The flight of the Avenger

The deck of the aircraft carrier pitches due to the rough South Pacific swells. You are a 19-year-old but have experienced enough hell to be 70. The hum of the starter gives way to the giant radial engine in front of you firing to life. Above you is a gunner who is crammed into a ball turrent like a sardine. You are too big to take his place. In the front seat is a 23-year-old “old man” who will fly you to your destination. It’s a place with a foreign name that you never heard as a child. The smell of exhaust wafts into where you are sitting. You look ahead at the gauge for the hydraulic pressure — it’s at 1400. Good, it’s working. Flaps and landing gear are important. Landing is important. If you survive the day, of course.

The engine roars.

Then, before you can say “Pearl Harbor,” you’re roaring off the deck. The pilot has timed takeoff to the rise of bow of the aircraft carrier so you have as much clearance over the water as you can have. You’ve lost three friends whose plane lost its engine at takeoff. You’ll lose many more that way.

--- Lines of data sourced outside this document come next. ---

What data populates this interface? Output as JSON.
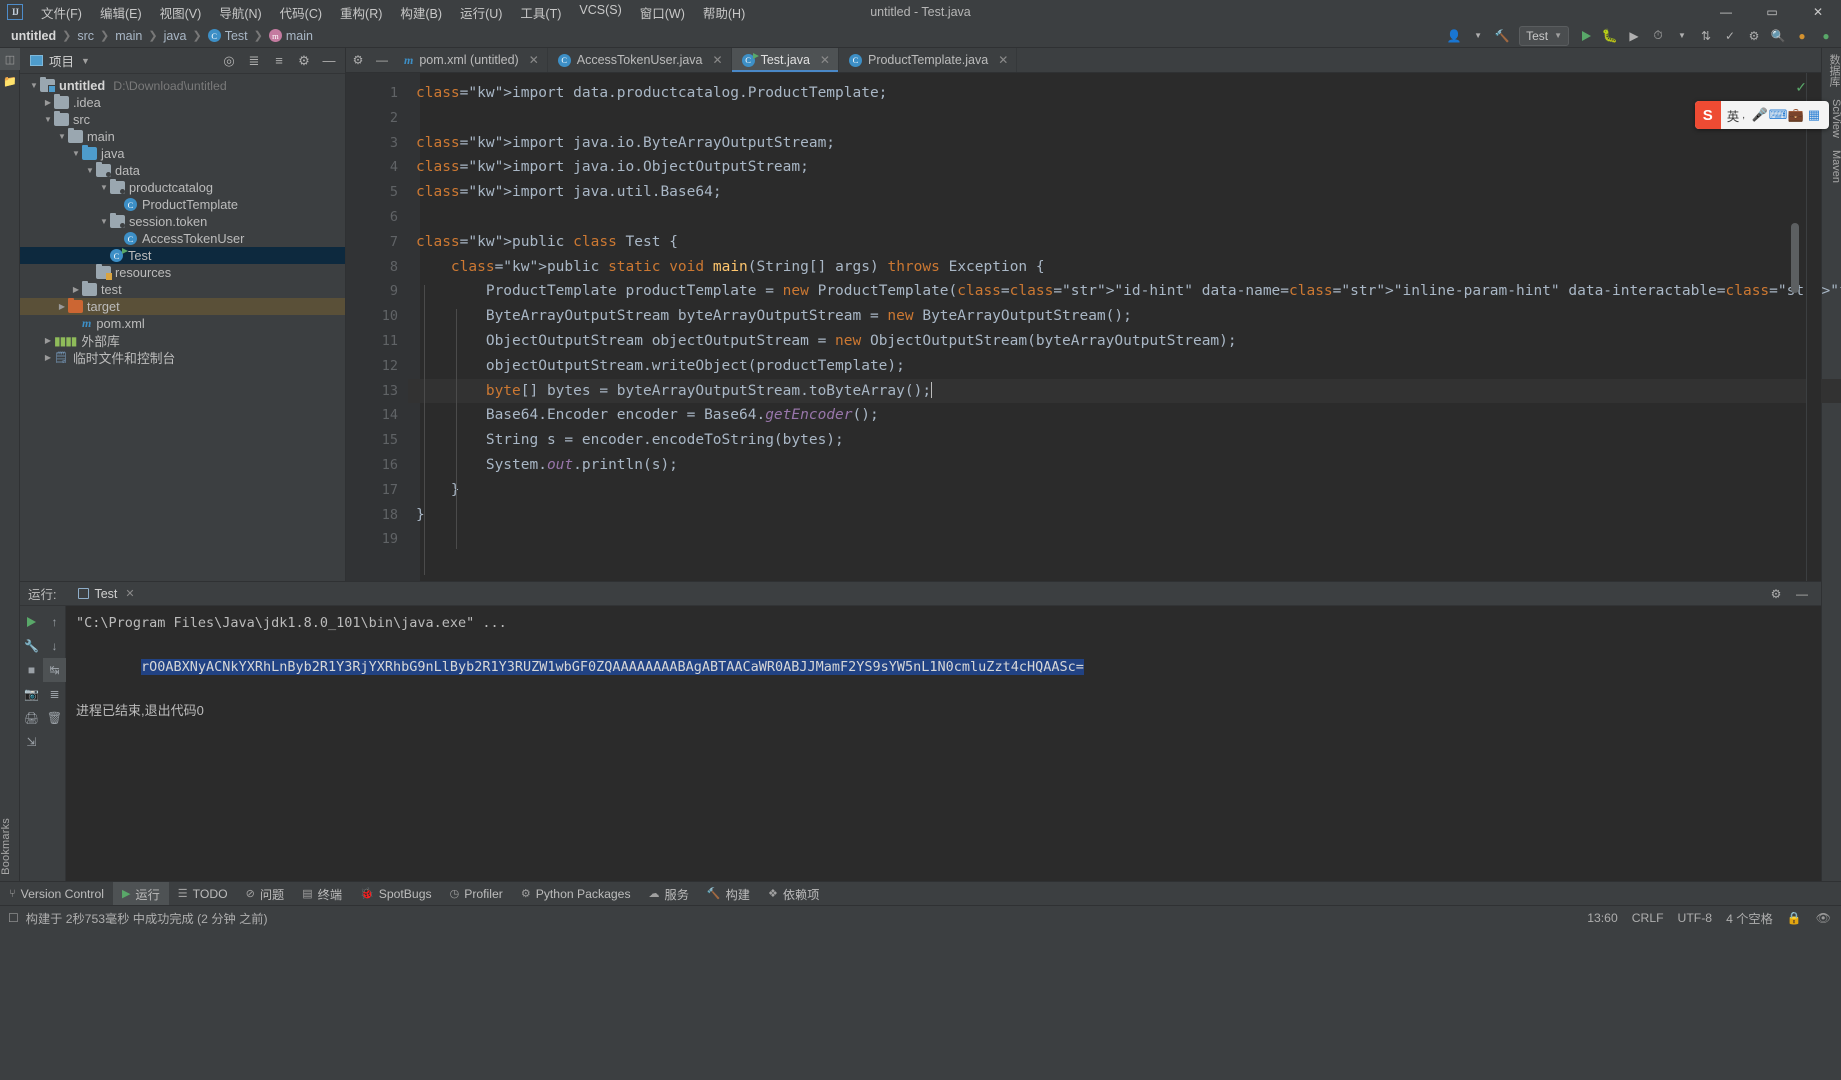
{
  "window": {
    "title": "untitled - Test.java",
    "logo": "IJ",
    "controls": {
      "minimize": "—",
      "maximize": "▭",
      "close": "✕"
    }
  },
  "menu": [
    "文件(F)",
    "编辑(E)",
    "视图(V)",
    "导航(N)",
    "代码(C)",
    "重构(R)",
    "构建(B)",
    "运行(U)",
    "工具(T)",
    "VCS(S)",
    "窗口(W)",
    "帮助(H)"
  ],
  "breadcrumbs": [
    {
      "label": "untitled",
      "bold": true
    },
    {
      "label": "src",
      "bold": false
    },
    {
      "label": "main",
      "bold": false
    },
    {
      "label": "java",
      "bold": false
    },
    {
      "label": "Test",
      "bold": false,
      "icon": "class-icon"
    },
    {
      "label": "main",
      "bold": false,
      "icon": "method-icon"
    }
  ],
  "navbar_right": {
    "run_config": "Test",
    "icons": [
      "user-icon",
      "hammer-icon",
      "run-icon",
      "debug-icon",
      "coverage-icon",
      "profiler-icon",
      "chevron-down-icon",
      "git-update-icon",
      "settings-icon",
      "search-icon",
      "notifications-icon",
      "account-icon"
    ]
  },
  "project_panel": {
    "title": "项目",
    "tools": [
      "locate-icon",
      "expand-all-icon",
      "collapse-all-icon",
      "gear-icon",
      "hide-icon"
    ],
    "tree": [
      {
        "depth": 0,
        "arrow": "down",
        "icon": "module-folder",
        "label": "untitled",
        "bold": true,
        "path": "D:\\Download\\untitled"
      },
      {
        "depth": 1,
        "arrow": "right",
        "icon": "folder",
        "label": ".idea"
      },
      {
        "depth": 1,
        "arrow": "down",
        "icon": "folder",
        "label": "src"
      },
      {
        "depth": 2,
        "arrow": "down",
        "icon": "folder",
        "label": "main"
      },
      {
        "depth": 3,
        "arrow": "down",
        "icon": "source-folder",
        "label": "java"
      },
      {
        "depth": 4,
        "arrow": "down",
        "icon": "package",
        "label": "data"
      },
      {
        "depth": 5,
        "arrow": "down",
        "icon": "package",
        "label": "productcatalog"
      },
      {
        "depth": 6,
        "arrow": "none",
        "icon": "class-icon",
        "label": "ProductTemplate"
      },
      {
        "depth": 5,
        "arrow": "down",
        "icon": "package",
        "label": "session.token"
      },
      {
        "depth": 6,
        "arrow": "none",
        "icon": "class-icon",
        "label": "AccessTokenUser"
      },
      {
        "depth": 5,
        "arrow": "none",
        "icon": "runnable-class",
        "label": "Test",
        "selected": true
      },
      {
        "depth": 4,
        "arrow": "none",
        "icon": "resource-folder",
        "label": "resources"
      },
      {
        "depth": 3,
        "arrow": "right",
        "icon": "folder",
        "label": "test"
      },
      {
        "depth": 2,
        "arrow": "right",
        "icon": "target-folder",
        "label": "target",
        "highlighted": true
      },
      {
        "depth": 3,
        "arrow": "none",
        "icon": "maven-icon",
        "label": "pom.xml"
      },
      {
        "depth": 1,
        "arrow": "right",
        "icon": "library-icon",
        "label": "外部库"
      },
      {
        "depth": 1,
        "arrow": "right",
        "icon": "scratch-icon",
        "label": "临时文件和控制台"
      }
    ]
  },
  "editor": {
    "tabs": [
      {
        "label": "pom.xml (untitled)",
        "icon": "maven-icon",
        "active": false
      },
      {
        "label": "AccessTokenUser.java",
        "icon": "class-icon",
        "active": false
      },
      {
        "label": "Test.java",
        "icon": "runnable-class-icon",
        "active": true
      },
      {
        "label": "ProductTemplate.java",
        "icon": "class-icon",
        "active": false
      }
    ],
    "lines": [
      {
        "n": 1,
        "runmark": false,
        "text": "import data.productcatalog.ProductTemplate;"
      },
      {
        "n": 2,
        "runmark": false,
        "text": ""
      },
      {
        "n": 3,
        "runmark": false,
        "text": "import java.io.ByteArrayOutputStream;"
      },
      {
        "n": 4,
        "runmark": false,
        "text": "import java.io.ObjectOutputStream;"
      },
      {
        "n": 5,
        "runmark": false,
        "text": "import java.util.Base64;"
      },
      {
        "n": 6,
        "runmark": false,
        "text": ""
      },
      {
        "n": 7,
        "runmark": true,
        "text": "public class Test {"
      },
      {
        "n": 8,
        "runmark": true,
        "text": "    public static void main(String[] args) throws Exception {"
      },
      {
        "n": 9,
        "runmark": false,
        "text": "        ProductTemplate productTemplate = new ProductTemplate( id: \"'\");"
      },
      {
        "n": 10,
        "runmark": false,
        "text": "        ByteArrayOutputStream byteArrayOutputStream = new ByteArrayOutputStream();"
      },
      {
        "n": 11,
        "runmark": false,
        "text": "        ObjectOutputStream objectOutputStream = new ObjectOutputStream(byteArrayOutputStream);"
      },
      {
        "n": 12,
        "runmark": false,
        "text": "        objectOutputStream.writeObject(productTemplate);"
      },
      {
        "n": 13,
        "runmark": false,
        "text": "        byte[] bytes = byteArrayOutputStream.toByteArray();",
        "highlight": true
      },
      {
        "n": 14,
        "runmark": false,
        "text": "        Base64.Encoder encoder = Base64.getEncoder();"
      },
      {
        "n": 15,
        "runmark": false,
        "text": "        String s = encoder.encodeToString(bytes);"
      },
      {
        "n": 16,
        "runmark": false,
        "text": "        System.out.println(s);"
      },
      {
        "n": 17,
        "runmark": false,
        "text": "    }"
      },
      {
        "n": 18,
        "runmark": false,
        "text": "}"
      },
      {
        "n": 19,
        "runmark": false,
        "text": ""
      }
    ],
    "inspection_status": "✓"
  },
  "run_panel": {
    "label": "运行:",
    "tab": "Test",
    "side_icons": [
      "run-icon",
      "rerun-icon",
      "scroll-up-icon",
      "scroll-down-icon",
      "stop-icon",
      "soft-wrap-icon",
      "camera-icon",
      "print-icon",
      "export-icon",
      "trash-icon",
      "up-icon"
    ],
    "header_icons": [
      "settings-icon",
      "hide-icon"
    ],
    "console": {
      "command": "\"C:\\Program Files\\Java\\jdk1.8.0_101\\bin\\java.exe\" ...",
      "output": "rO0ABXNyACNkYXRhLnByb2R1Y3RjYXRhbG9nLlByb2R1Y3RUZW1wbGF0ZQAAAAAAAABAgABTAACaWR0ABJJMamF2YS9sYW5nL1N0cmluZzt4cHQAASc=",
      "exit": "进程已结束,退出代码0"
    }
  },
  "ime": {
    "brand": "S",
    "mode": "英",
    "icons": [
      "comma-icon",
      "mic-icon",
      "keyboard-icon",
      "toolbox-icon",
      "grid-icon"
    ]
  },
  "bottom_bar": [
    {
      "label": "Version Control",
      "icon": "branch-icon",
      "active": false
    },
    {
      "label": "运行",
      "icon": "run-icon",
      "active": true
    },
    {
      "label": "TODO",
      "icon": "todo-icon",
      "active": false
    },
    {
      "label": "问题",
      "icon": "problems-icon",
      "active": false
    },
    {
      "label": "终端",
      "icon": "terminal-icon",
      "active": false
    },
    {
      "label": "SpotBugs",
      "icon": "bug-icon",
      "active": false
    },
    {
      "label": "Profiler",
      "icon": "profiler-icon",
      "active": false
    },
    {
      "label": "Python Packages",
      "icon": "python-icon",
      "active": false
    },
    {
      "label": "服务",
      "icon": "services-icon",
      "active": false
    },
    {
      "label": "构建",
      "icon": "build-icon",
      "active": false
    },
    {
      "label": "依赖项",
      "icon": "dependency-icon",
      "active": false
    }
  ],
  "status_bar": {
    "message": "构建于 2秒753毫秒 中成功完成 (2 分钟 之前)",
    "position": "13:60",
    "line_sep": "CRLF",
    "encoding": "UTF-8",
    "indent": "4 个空格"
  },
  "left_strip": {
    "icons": [
      "project-icon",
      "folder-icon"
    ],
    "vertical_label": "Bookmarks"
  },
  "right_strip": {
    "labels": [
      "数据库",
      "SciView",
      "Maven"
    ]
  }
}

You pray you stay out of the water. You’d like to make 20.

Speaking of that water, you’ll spend hours over it. You have two small windows on the side. One behind you. You have a job to do. You are to drop the bombs on the enemy. But the enemy will throw every fighter plane and antiaircraft shell at you. God, fate, luck, a couple of machine guns and your aircraft commander are your defenses. You pray as the shells begin to pepper the plane. Your gunner begins to fire his guns. Only thing that protects you from death is a thin layer of metal. You grab a small cross you carry in your pocket.

It’s time to drop the bombs. Your country has put so much responsibility in your hands.

I thought of the brave men who flew the Navy’s TBM Avenger during World War 2 yesterday as I bounced down the runway. I was strapped into the same seat I just wrote about. I looked at the switch to drop the bombs. I was thankful we were flying over land. I was thankful we weren’t taking off a carrier. I was glad I didn’t have to bomb Flora and that Flora wouldn’t shoot back.

And I respected the men who sat in that seat during the war.

They had a job to do. A hard job. A damn near impossible job. They flew in a plane designed by Grumman and built by GM. It was a truck. But it was a reliable truck. It brought many of them home.

I’m honored to have at least a small sense of what their service was like. Thank you John E Mosley. And thank you to every veteran who has served our country.